Evin Tarihi, Çin evleri, Japon evleri

Mağaralarda rastlanan kalıntılardan, süslemelerden ilk insanların buraları barınak olarak kullandıkları anlaşılmaktadır. Sonraları hayvanları evcilleştiren ve bunların ürünleriyle geçinen göçebe toplulukların çadırlarda yaşamış olması akla uygundur. İlk sabit evler insanların tarıma başlamasıyla ortaya çıkmıştır. Dayanıksız malzemelerden yapılan bu ilk evlerden yeryüzünde hiç iz kalmamıştır. Bunların nasıl olabileceğini günümüzün ilkel topluluklarının yaptığı evlere bakarak anlayabiliyoruz.

Bugün kazılardan çıkarılan en eski evler Cilalıtaş Çağı’ndan kalmadır. Bu çağda evler ya düzlüklere ya da göl üzerine kuruluyordu. Karalardakiler taştan, kilden, ağaçtan yapılmış penceresiz kulübelerdir. Girişleri kolaylıkla kapansın diye çok dar yapılmıştır. Bu kulübe kümeleri bir duvarla çevrilmiştir. Göl üzerinde yapılanlar kazıklara oturtulmuştu. Evin suyla çevrilmiş olması yaban hayvanlarından korunabilmek için çok yararlıydı.

Eski Mısır evleri; M. Ö. 3000 yıllarında Mısırlılar dünyanın en uygar insanlarıydı. Zenginlerin çok büyük, taştan değerli eşyalarla süslü evleri vardır. Halk toprak evlerde otururdu. Çatı palmiyelerle örtülürdü. Pencereler, güneşi içeri sokmadan havalandırmayı sağlamak için, çok yukarıda, tavan yakınlarında açılırdı.

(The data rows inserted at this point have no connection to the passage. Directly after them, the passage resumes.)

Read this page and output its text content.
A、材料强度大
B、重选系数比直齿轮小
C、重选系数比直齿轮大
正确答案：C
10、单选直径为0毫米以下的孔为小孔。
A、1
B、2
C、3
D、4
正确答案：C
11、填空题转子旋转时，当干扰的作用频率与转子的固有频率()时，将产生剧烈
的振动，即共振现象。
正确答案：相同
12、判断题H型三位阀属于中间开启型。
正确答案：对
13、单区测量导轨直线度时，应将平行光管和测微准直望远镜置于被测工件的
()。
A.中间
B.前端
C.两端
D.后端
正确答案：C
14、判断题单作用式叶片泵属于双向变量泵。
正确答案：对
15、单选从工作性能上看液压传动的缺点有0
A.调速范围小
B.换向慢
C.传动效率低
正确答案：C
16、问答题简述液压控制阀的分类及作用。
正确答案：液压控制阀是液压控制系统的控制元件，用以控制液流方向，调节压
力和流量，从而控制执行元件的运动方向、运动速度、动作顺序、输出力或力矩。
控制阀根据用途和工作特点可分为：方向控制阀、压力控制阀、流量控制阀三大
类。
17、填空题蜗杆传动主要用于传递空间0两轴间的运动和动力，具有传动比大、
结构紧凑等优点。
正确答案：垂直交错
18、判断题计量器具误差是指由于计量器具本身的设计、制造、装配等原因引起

Babil ve Asur evleri: Güneşte kurutulan kerpiçlerden yapılmış, iki katlı düz damlı, küçük pencereli yapılardı. Merdivenleri dışardandı.

Eski Yunan evleri: Bu çevrede yaşayan insanlar kerpiç ve taştan kullanışlı ve gösterişli evler yapmışlardır. Son kazılar bu evlerde kanalizasyon ve su donanımı bulunduğunu göstermiştir. Geniş pencerelere cam yerine deri geçirilirdi. Çoğunlukla 2 katlı olan bu evlerin merdivenleri içerdendi. Burada bir taşlığın çevresine sıralanmış odalardan oluşan evler de vardı.

Roma evleri: Bunların kurduğu sağlam yapıların kalıntıları bugüne kadar gelmiştir. Roma evlerinde bugünkü kalorifere benzer bir ısıtma düzeni bile yardı. Zenginler büyük köşklerde, halk tahtadan yapılmış çok katlı yapılarda birkaç aile bir arada yaşarlardı. Romalılar pencerelerine cam takarlardı.

Avrupa’da ilk evler: İlk çağlarda Avrupa’da kalastan sivri damlı evler yapılmıştır. Kalasların arası toprakla dol-duruluyordu. Kuzey bölgelerde sivri damlar göze çarpıyordu. .Kışların çok sert geçtiği bu yerlerde, böylece karın damda birikmesi önlenmiş oluyordu. Pencereler çoğunlukla damdaydı. Düşmana karşı da evlerin çevresine hendek açılırdı.

Ortaçağ evleri: Bu dönem Avrupa’da şatolar dönemidir. Şatolarda yüksek duvarlarla çevrili geniş bir avlu yüksek bir kule, uzun taşlığa açılan küçük odalar vardı. Duvarların dışını suyla dolu bir hendek çevirirdi. Kaldırılıp indirilen bir köprü bu hendeği aşmaya yarardı. Daha sonra bu şatoların çevresinde şehirler kuruldu. Şehir evleri taş ya da tuğladan yapılırdı. Bu evler 2-3 katlı olabilirdi.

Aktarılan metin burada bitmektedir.